Purificamos el cuerpo mediante la visualización de la etapa de creación, el habla mediante la recitación del mantra, y la mente al permanecer en el samādhi de un solo punto.
La razón por la cual hablamos de la visualización y de visualizar la forma del Buda es porque hoy estamos hablando del comienzo de la etapa de creación.
La razón por la que se habla así es que, para quienes comienzan la práctica de la etapa de creación, todavía existe un aferramiento a una existencia verdadera y sustancial de los objetos que aparecen externamente. Esa percepción ordinaria debe purificarse y, para purificarla, nos entrenamos en la etapa de creación.
Primero purificamos nuestros pensamientos a través de la etapa de creación.
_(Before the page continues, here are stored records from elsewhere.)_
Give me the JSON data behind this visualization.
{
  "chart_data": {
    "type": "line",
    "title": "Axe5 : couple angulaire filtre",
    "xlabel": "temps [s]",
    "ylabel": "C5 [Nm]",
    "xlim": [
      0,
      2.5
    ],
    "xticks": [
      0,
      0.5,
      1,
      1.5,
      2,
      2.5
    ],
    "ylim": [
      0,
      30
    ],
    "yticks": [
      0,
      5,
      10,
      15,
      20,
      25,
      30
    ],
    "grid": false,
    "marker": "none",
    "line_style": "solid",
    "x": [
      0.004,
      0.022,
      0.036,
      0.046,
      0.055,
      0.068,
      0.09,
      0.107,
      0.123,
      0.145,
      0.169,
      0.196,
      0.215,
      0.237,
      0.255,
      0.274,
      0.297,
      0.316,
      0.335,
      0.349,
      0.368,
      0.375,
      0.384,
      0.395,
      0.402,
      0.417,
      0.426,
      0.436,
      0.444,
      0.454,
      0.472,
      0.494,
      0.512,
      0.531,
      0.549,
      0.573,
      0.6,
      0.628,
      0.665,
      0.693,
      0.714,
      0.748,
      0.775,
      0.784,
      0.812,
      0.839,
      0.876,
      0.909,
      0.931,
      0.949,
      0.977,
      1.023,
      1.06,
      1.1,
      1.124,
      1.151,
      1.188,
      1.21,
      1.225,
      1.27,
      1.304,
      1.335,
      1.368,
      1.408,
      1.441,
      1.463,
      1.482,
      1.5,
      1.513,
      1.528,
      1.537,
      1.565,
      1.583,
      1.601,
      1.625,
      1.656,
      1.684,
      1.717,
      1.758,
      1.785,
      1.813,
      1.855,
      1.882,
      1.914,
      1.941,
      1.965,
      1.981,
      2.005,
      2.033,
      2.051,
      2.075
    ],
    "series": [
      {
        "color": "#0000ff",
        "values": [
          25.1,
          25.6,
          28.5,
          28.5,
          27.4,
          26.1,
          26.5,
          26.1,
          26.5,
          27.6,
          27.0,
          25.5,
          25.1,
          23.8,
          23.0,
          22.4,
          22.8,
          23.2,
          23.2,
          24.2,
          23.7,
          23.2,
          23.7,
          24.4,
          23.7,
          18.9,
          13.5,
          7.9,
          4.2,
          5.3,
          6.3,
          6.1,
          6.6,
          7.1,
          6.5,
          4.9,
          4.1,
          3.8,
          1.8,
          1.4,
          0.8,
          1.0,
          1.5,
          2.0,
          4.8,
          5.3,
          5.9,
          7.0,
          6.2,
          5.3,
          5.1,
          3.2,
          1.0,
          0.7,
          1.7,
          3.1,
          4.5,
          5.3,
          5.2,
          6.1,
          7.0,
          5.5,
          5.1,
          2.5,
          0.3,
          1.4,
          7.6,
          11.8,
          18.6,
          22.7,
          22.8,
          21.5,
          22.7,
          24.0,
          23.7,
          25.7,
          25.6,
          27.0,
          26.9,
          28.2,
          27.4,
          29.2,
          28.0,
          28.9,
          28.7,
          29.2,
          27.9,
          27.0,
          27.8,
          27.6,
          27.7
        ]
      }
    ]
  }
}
Vaciamos nuestras mentes de pensamientos mediante la etapa de creación y también a través de la etapa de perfección; gradualmente disminuimos nuestro aferramiento a los diversos pensamientos.
Pero si para empezar no hay pensamientos en tu mente, o si no te aferras a ellos en absoluto, entonces, por supuesto, no tienes que visualizar de esta manera específica. No tienes que meditar en una deidad.
En la etapa de creación, la visualización es un antídoto para el pensamiento ordinario, porque cuando la mente visualiza a la deidad pura, la mente puede permanecer allí en quietud; puede quedarse allí sin divagar. Así es como se purifica la mente.
Cuando piensas en preocupaciones mundanas, la mente se contamina. Meditar en la deidad es como purificar agua. Cuando el agua es muy pura, es útil; todos la beben. Pero nadie bebería el agua que tiras por el inodoro, aunque siga siendo solo agua. Purificar la mente es como limpiarla con jabón, y el “jabón” que usamos para limpiar la mente es la visualización de la deidad de la etapa de creación, la visualización del cuerpo ilusorio puro.
Cuando practicamos la etapa de creación una y otra vez, nos habituamos. Eventualmente llegaremos al punto en que incluso olvidamos nuestro cuerpo a veces; donde casi parece que ya no tenemos sensación ni conciencia del cuerpo, parece desaparecer. En ese punto, podemos decir que las huellas habituales del cuerpo se están purificando. Es cuando nos aferramos e identificamos con el cuerpo y la forma que se causa mucho daño.
Practicamos śamatha porque la mente no puede permanecer en quietud. Cuando la mente no puede permanecer calmada, practicamos la etapa de creación para hacer que nuestros pensamientos se asienten y se queden quietos.
Pero si tu mente permanece calmada y quieta naturalmente, entonces vas directamente de la etapa de creación a la etapa de perfección.
Si no puedes permanecer en quietud, practicas la etapa de creación un poco más, por ejemplo.
Las prácticas están relacionadas entre sí, pero también son diferentes en sus métodos. No tiene que ser solo ese método en particular; hay varios métodos.
En última instancia, la mente debe liberarse de todo tipo de aferramiento, de ver o no ver nada. Entonces esa mente es como el espacio y lo impregna todo. Así que debes ver cualquier cosa que aparezca como un reflejo en un espejo. Es una apariencia, pero es vacía. Cualquier cosa que aparezca, vela tal cual es. Es solo una apariencia que es vacía. Puede aparecer una forma, pero su esencia es vacía.
Así es también como debemos practicar la deidad. Cuando una deidad aparece en tu mente, aparece, pero también es vacía. No está ahí de manera verdadera o sustancial. Esa es la mejor manera de practicar la etapa de creación.